Account security is usually discussed as a login problem, but active traders need to think one step further: what happens after an attacker gets inside. Coinbase’s help center describes passkeys and two-step verification for sign-in. Kraken documents separate two-factor authentication for funding actions such as withdrawals. Binance’s anti-phishing code guide shows another layer for checking whether platform emails are genuine.
The lesson is that no single control is enough. A passkey can reduce phishing and password-reuse risk, but traders still need a recovery plan if a device is lost. App-based 2FA is stronger than SMS in many cases, but it must be backed up securely. Withdrawal controls are critical because the final loss often happens when funds leave the venue, not when the password is guessed.

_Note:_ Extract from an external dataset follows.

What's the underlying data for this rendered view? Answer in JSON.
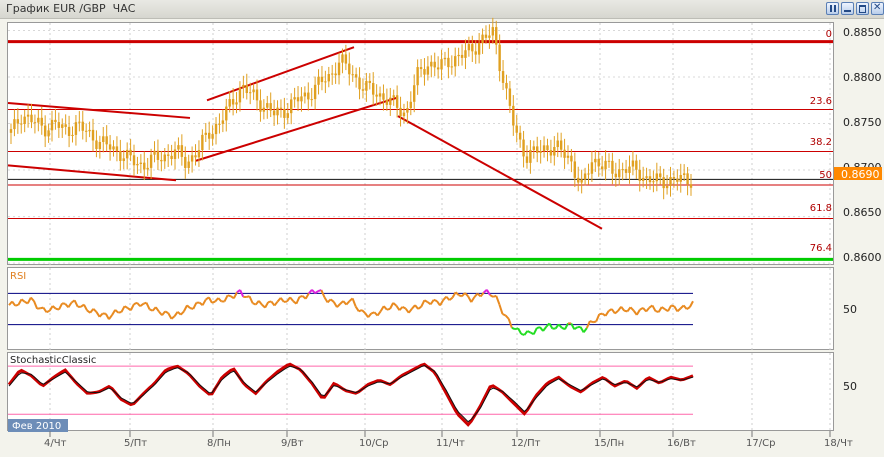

A practical setup has four layers: strong unique password or passkey, sign-in 2FA, withdrawal or funding 2FA where the platform supports it, and communication checks such as anti-phishing codes. API traders should also restrict keys by permission and IP address, especially when bots run from a fixed server.
Traders should review these settings before volatility, not during a panic. The worst time to discover a broken authenticator, stale phone number or unrestricted withdrawal address is after a position is already moving against the account.
Sources: Coinbase two-step verification guide; Kraken funding 2FA guide; Binance anti-phishing code guide; Binance Academy account security checklist.
Risk notice: This article is general security education, not official account-recovery advice. Always follow the instructions of the exchange you use.